Selon les informations publiées par L’Observateur dans son édition de ce vendredi 15 mai, l’État du Sénégal a déjà été notifié et dispose d’un délai de quinze jours pour déposer son mémoire en défense.

Toujours d’après la même source, la défense a engagé « trois procédures distinctes » devant la juridiction communautaire. La première consiste en une « requête introductive d’instance » visant à remettre en cause la légalité de toute la procédure enclenchée au Sénégal. La deuxième porte sur une « requête en procédure accélérée », au motif que la phase d’« instruction » nationale serait déjà terminée. Enfin, la troisième est une « requête en référé, visant l’adoption de mesures conservatoires », notamment pour obtenir la suspension des poursuites en attendant la décision de la Cedeao, mais aussi la levée de son assignation à résidence sous bracelet électronique.

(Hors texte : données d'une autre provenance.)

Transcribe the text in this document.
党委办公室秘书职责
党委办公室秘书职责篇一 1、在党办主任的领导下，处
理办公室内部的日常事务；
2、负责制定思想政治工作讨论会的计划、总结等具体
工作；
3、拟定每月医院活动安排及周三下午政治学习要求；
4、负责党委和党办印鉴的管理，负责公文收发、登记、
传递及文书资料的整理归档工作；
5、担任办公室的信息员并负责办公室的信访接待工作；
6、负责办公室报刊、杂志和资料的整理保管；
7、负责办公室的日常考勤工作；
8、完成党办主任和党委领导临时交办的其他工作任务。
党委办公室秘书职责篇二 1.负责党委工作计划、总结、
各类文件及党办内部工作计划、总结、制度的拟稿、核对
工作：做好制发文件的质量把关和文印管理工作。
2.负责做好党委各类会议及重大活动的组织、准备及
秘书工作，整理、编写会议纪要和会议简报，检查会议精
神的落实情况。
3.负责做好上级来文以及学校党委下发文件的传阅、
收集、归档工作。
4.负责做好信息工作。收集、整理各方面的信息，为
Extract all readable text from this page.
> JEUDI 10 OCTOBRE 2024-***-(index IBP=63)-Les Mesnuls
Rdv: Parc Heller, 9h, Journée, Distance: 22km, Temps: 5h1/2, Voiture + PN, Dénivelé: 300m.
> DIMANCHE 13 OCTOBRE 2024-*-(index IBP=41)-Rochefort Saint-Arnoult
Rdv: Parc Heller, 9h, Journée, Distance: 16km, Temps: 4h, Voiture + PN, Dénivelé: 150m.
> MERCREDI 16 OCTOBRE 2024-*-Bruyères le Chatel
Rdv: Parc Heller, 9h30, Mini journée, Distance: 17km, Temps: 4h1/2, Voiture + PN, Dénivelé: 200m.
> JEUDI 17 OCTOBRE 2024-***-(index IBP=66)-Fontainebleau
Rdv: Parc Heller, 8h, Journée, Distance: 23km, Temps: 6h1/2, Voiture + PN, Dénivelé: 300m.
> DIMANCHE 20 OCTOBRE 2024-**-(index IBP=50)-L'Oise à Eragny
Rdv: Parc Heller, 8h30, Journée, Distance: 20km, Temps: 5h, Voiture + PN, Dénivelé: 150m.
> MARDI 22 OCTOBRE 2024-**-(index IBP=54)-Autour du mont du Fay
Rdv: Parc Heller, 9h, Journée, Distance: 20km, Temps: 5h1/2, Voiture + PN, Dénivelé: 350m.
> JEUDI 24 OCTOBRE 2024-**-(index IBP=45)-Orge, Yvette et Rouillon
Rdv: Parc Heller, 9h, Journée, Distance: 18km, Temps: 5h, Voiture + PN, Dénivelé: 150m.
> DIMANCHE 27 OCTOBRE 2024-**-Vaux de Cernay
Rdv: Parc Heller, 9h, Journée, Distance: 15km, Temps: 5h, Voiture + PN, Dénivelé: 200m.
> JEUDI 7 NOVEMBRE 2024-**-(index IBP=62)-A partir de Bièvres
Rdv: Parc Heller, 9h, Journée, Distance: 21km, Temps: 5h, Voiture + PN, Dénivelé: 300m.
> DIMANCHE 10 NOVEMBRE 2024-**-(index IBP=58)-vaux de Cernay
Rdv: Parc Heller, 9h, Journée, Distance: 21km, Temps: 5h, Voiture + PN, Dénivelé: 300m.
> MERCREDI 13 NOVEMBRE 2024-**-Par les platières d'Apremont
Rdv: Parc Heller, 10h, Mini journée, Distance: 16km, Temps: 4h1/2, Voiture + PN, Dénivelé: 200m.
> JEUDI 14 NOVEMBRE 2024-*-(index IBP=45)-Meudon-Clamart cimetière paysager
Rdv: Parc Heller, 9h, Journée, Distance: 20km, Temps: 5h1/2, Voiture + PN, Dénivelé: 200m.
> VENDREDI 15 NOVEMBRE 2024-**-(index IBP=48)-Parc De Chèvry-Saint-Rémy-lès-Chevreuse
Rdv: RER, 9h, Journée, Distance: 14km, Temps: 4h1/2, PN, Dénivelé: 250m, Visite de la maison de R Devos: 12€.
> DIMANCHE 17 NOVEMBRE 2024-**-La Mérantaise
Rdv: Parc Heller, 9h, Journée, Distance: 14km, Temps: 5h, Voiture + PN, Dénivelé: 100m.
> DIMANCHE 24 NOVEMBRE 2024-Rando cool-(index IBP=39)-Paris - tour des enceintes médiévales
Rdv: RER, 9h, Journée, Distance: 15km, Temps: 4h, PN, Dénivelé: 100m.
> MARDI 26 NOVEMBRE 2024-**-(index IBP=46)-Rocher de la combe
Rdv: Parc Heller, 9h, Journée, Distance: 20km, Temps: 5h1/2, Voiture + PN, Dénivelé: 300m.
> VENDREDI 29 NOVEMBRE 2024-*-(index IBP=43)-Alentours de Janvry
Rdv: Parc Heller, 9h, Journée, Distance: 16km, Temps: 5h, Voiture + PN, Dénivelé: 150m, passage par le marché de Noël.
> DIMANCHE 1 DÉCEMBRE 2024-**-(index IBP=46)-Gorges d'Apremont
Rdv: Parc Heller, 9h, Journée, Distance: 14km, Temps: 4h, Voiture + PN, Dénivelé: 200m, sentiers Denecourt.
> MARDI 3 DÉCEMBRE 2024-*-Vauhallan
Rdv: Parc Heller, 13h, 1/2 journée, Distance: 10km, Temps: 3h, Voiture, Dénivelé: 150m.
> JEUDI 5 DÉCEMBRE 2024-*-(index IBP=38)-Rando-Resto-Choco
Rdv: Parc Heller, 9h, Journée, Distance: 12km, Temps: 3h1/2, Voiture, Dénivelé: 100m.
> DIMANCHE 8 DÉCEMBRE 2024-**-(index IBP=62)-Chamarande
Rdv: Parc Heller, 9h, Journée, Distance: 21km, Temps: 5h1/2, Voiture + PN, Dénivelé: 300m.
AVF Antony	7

Sur le fond du dossier, les avocats contestent l’intervention de l’ancien ministre de la Justice Ousmane Diagne. Ils estiment que la lettre adressée en avril 2025 à l’Assemblée nationale pour demander la « mise en accusation » de leur client serait « dépourvue de base légale ». Selon eux, le ministre ne disposerait pas de la « qualité d’organe de poursuite devant » cette juridiction spéciale, cette compétence revenant exclusivement au Procureur général près la Cour suprême.

La défense évoque également une « violation du principe de séparation des pouvoirs ». Elle reproche au ministère de la Justice d’avoir mené des « actes d’enquête et apprécié l’opportunité des poursuites », ce qui serait contraire à la Constitution ainsi qu’à plusieurs textes internationaux.

Enfin, les conseils de l’ancien garde des Sceaux dénoncent des atteintes graves aux droits fondamentaux, notamment aux « droits de la défense, au droit à un procès équitable, à la présomption d’innocence ainsi qu’au droit à un recours effectif », considérant que la procédure serait entachée de nombreuses irrégularités.